Video collages are very in vogue at the moment, suggestive of a post-internet generation that has grown up with the digital revolution. How to portray this online world and its cultural repercussions seems to be a real point of debate in art at the moment. Video and sound art seems to be one answer as artists struggle to manipulate orthodox media. However, the attempts provided at the Turner Prize have proven disappointing, not able to boil down the essence of this world into succinct pieces of art.

As you can tell, I wasn’t too impressed with what I saw. The artists are nominated based on exhibitions put on over the past 12 months and these previous exhibitions are also what determines the winner so what is on display really has no influence on the final outcome (thankfully). Some of these previous exhibitions were actually rather widely praised, most notably Duncan Campbell’s entry for the Venice Biennale. It is such a shame, then, that what is on show here really does nothing – especially seeing as you are expected to pay £11 to enter.

The remaining video artist, Duncan Campbell, built on his Irish background to create a mock documentary exploring the country’s turbulent past, quite a poignant piece but just as exciting as you would expect a fake news piece from forty years ago to be. Sitting through the whole thing proved to be an effort.

Ciara Phillips, the only artist not to do a video piece, offered up a room plastered from floor to ceiling in overlapping prints, repeating images like frames from a film reel. Overlaid onto this were bold, strong colours, attempting to inject some vitality into an exhibit that left little effect.

I left the exhibition without the feeling in my gut that follows profound and perspective altering shows, just a strange hollowness. Yes, some of the works touched on interesting topics, like Campbell’s work exploring how objective truth can be manipulated in media so that even our eyes deceive us. But I just don’t feel video art in the way it was presented did it any favours. I wasn’t the only one who felt that way, as the comments on the board outside the exit showed (although in slightly less measured words).

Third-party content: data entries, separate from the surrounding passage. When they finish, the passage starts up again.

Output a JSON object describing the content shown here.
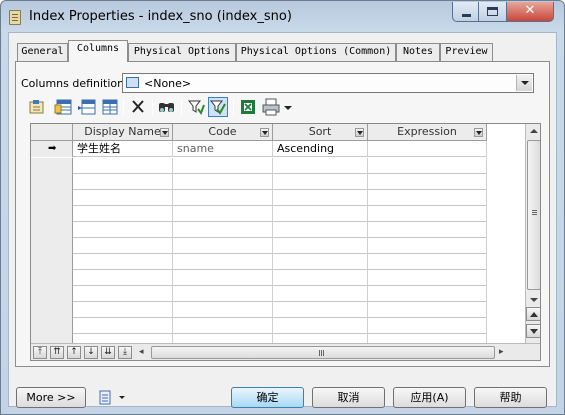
{
  "window": {
    "title": "Index Properties - index_sno (index_sno)"
  },
  "tabs": [
    {
      "label": "General",
      "active": false
    },
    {
      "label": "Columns",
      "active": true
    },
    {
      "label": "Physical Options",
      "active": false
    },
    {
      "label": "Physical Options (Common)",
      "active": false
    },
    {
      "label": "Notes",
      "active": false
    },
    {
      "label": "Preview",
      "active": false
    }
  ],
  "columns_definition": {
    "label": "Columns definition:",
    "value": "<None>"
  },
  "toolbar": {
    "icons": [
      "properties-icon",
      "add-columns-icon",
      "insert-row-icon",
      "add-row-icon",
      "delete-icon",
      "find-icon",
      "filter-icon",
      "filter-active-icon",
      "excel-icon",
      "print-icon",
      "dropdown-icon"
    ]
  },
  "grid": {
    "headers": [
      "Display Name",
      "Code",
      "Sort",
      "Expression"
    ],
    "rows": [
      {
        "name": "学生姓名",
        "code": "sname",
        "sort": "Ascending",
        "expression": ""
      }
    ],
    "empty_rows": 12,
    "nav_buttons": [
      "first",
      "page-up",
      "up",
      "down",
      "page-down",
      "last"
    ]
  },
  "buttons": {
    "more": "More >>",
    "ok": "确定",
    "cancel": "取消",
    "apply": "应用(A)",
    "help": "帮助"
  },
  "colors": {
    "title_bar": "#c9d9ea",
    "close_button": "#c8473a",
    "default_button": "#a7d9f5"
  }
}
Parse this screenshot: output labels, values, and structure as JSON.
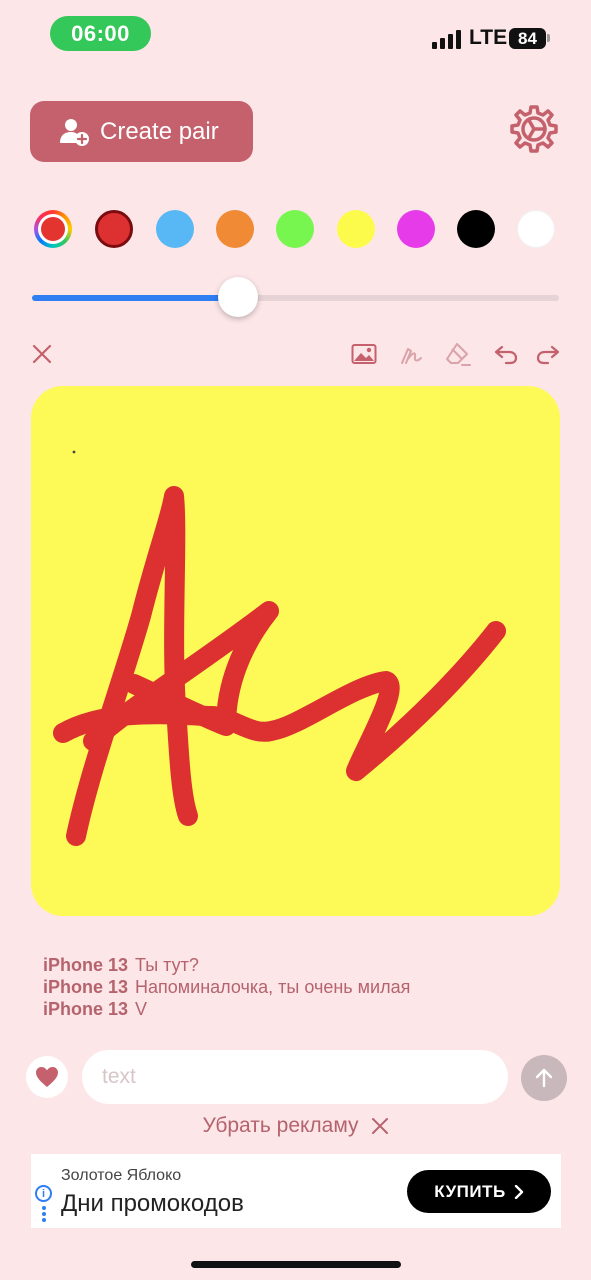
{
  "status_bar": {
    "time": "06:00",
    "network": "LTE",
    "battery": "84"
  },
  "header": {
    "create_pair_label": "Create pair",
    "icons": [
      "add-user-icon",
      "settings-gear-icon"
    ]
  },
  "palette": {
    "colors": [
      "#e3342f",
      "#dc3130",
      "#57b8f5",
      "#f08a34",
      "#77f650",
      "#fcfb4c",
      "#e63be9",
      "#000000",
      "#ffffff"
    ],
    "selected_index": 1
  },
  "brush_size": {
    "level": 0.39
  },
  "toolbar": {
    "icons": [
      "close-icon",
      "image-icon",
      "pen-icon",
      "eraser-icon",
      "undo-icon",
      "redo-icon"
    ]
  },
  "canvas": {
    "background": "#fdfa57",
    "stroke_color": "#dc3130"
  },
  "messages": [
    {
      "sender": "iPhone 13",
      "text": "Ты тут?"
    },
    {
      "sender": "iPhone 13",
      "text": "Напоминалочка, ты очень милая"
    },
    {
      "sender": "iPhone 13",
      "text": "V"
    }
  ],
  "composer": {
    "placeholder": "text"
  },
  "remove_ads_label": "Убрать рекламу",
  "ad": {
    "brand": "Золотое Яблоко",
    "title": "Дни промокодов",
    "cta": "КУПИТЬ"
  },
  "colors": {
    "background": "#fce6e8",
    "accent": "#c4616c",
    "slider": "#2f7ef2"
  }
}
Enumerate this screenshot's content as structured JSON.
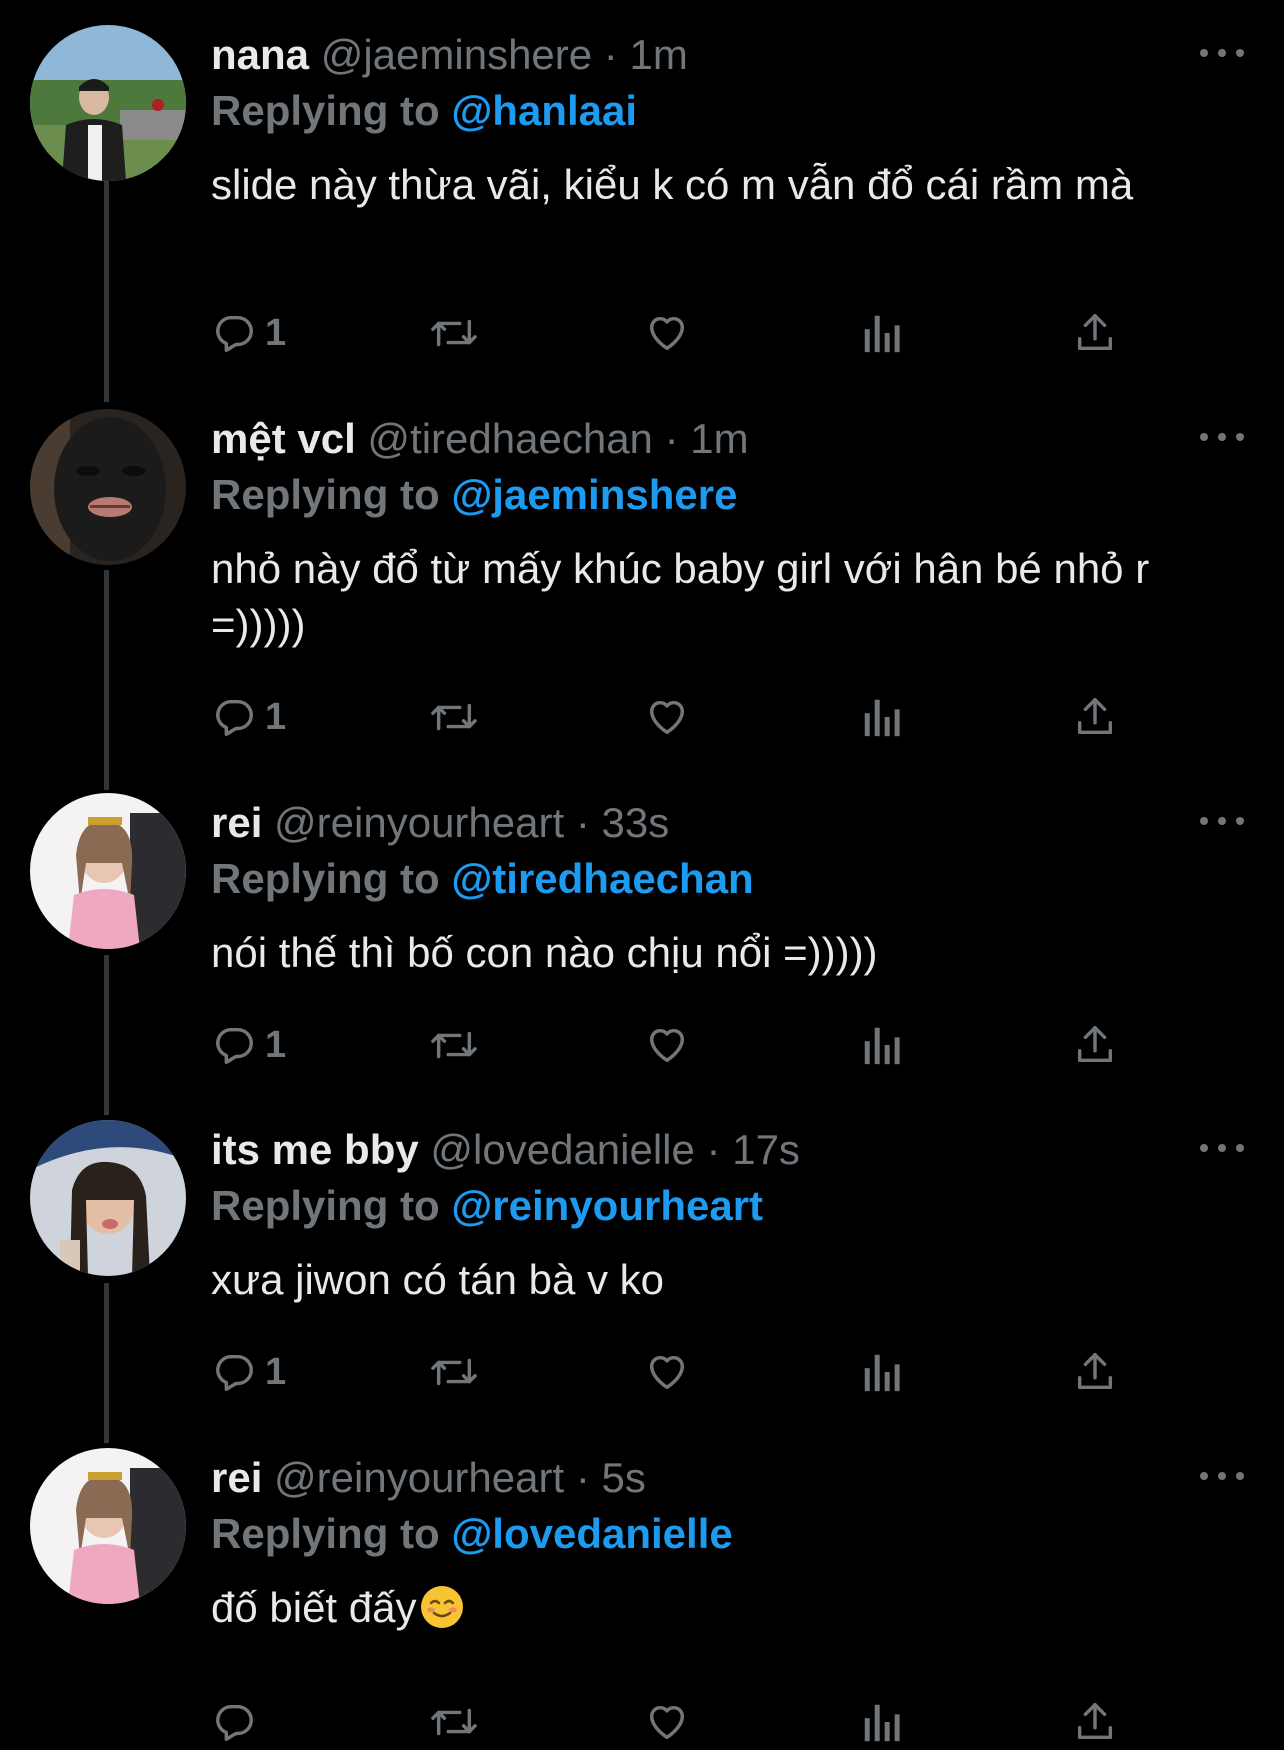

My advice to anyone considering going: don’t. It’s not worth your time. I’m going to be generous and say that this is not the best of what some of these artists have to offer and, at £11, it is simply not worth it for a competition that is looking more and more irrelevant as time goes on. Go instead to the Late Turner exhibition downstairs, which provides you with a completely new perspective on the great artist. Who will be the winner of this year’s £25,000 prize, announced in December? For me at least, none of the artists emerges as an obvious frontrunner.